Conférence « Quand a-t-on cessé de manger « comme au Moyen Âge » ? »

Publié le 19 juin 2017

20 juin 2017 – 19h30

Auditorium de la Bibliothèque Municipale – 2 bis avenue André Malraux 37000 Tours

Intervenant

Bruno LAURIOUX, Professeur d’histoire du Moyen Âge et de l’alimentation à l’Université de Tours, Président de l’Institut Européen d’Histoire et des Cultures de l’Alimentation (IEHCA)

Cette lecture publique est organisée dans le cadre de la conférence :
> The dynamics of the relationship with the more recent past in early-modern Europe: between rejection and acknowledgement

Résumé

C’est le Moyen Âge ! On entend souvent, à la télévision ou dans la vie courante, cette expression qui sert à stigmatiser une coutume ou une situation ressentie comme particulièrement archaïque. Elle trouve son origine dans la légende noire du Moyen Âge, créée au XVe siècle par les humanistes et ensuite diffusée par une idéologie du progrès qui trouvait en elle un parfait repoussoir.

Or, cette légende noire a aussi un versant alimentaire, que l’on se propose d’explorer dans la présente conférence. Pour cela, il faut se poser la question non seulement de la date à laquelle on aurait cessé de manger « comme au Moyen Âge » mais aussi des raisons et des modalités de cette rupture.

En vérité, le Moyen Âge est une longue période d’un millénaire qui a logiquement connu de grandes évolutions dans ses manières de table, ses techniques culinaires et ses choix gastronomiques. L’Occident médiéval offre de ce point de vue la plus grande diversité, y compris régionale, à l’orée de la Renaissance.

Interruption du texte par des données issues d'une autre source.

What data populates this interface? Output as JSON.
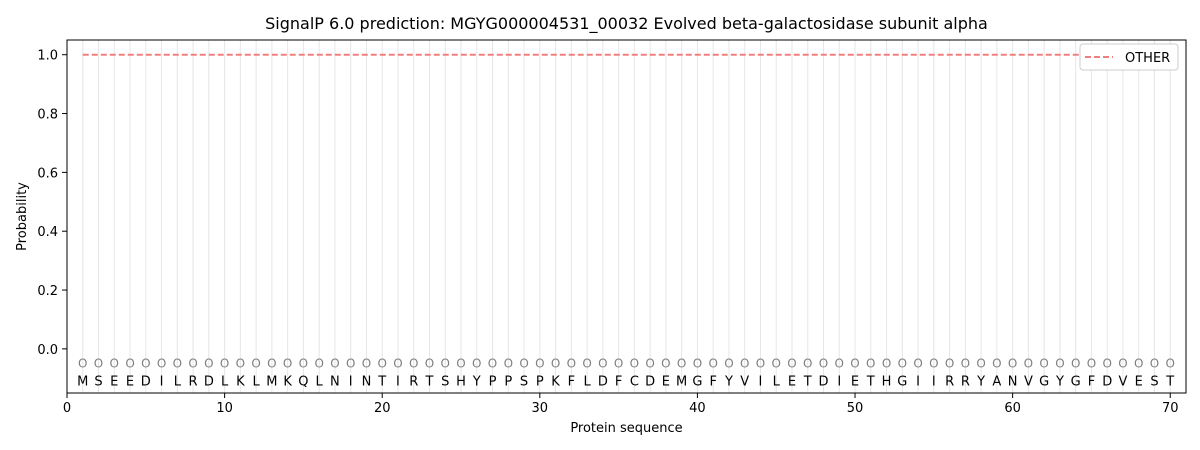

Entre 1450 et 1650, se repèrent les indices d’un décrochage très progressif et très inégal qui mène à la « modernité » alimentaire. L’évolution est très perceptible dans les livres de cuisine français dont disparurent progressivement les épices ou les mets sucrés-salés. Mais pour certains espaces européens comme l’Europe orientale ou l’Angleterre, il est permis de se demander si l’on y a vraiment cessé de manger médiéval.

Des humanistes et des voyageurs de la Renaissance témoignèrent de cette transition en affichant leur dégoût pour les préparations épicées, qui semblaient désormais caractéristiques d’une nourriture barbare. Par un de ces renversements dont l’histoire est friande, les succès actuels de la « World cuisine » ou de la « cuisine fusion » pourraient bien signifier que nous avons recommencé à manger « comme au Moyen Âge ».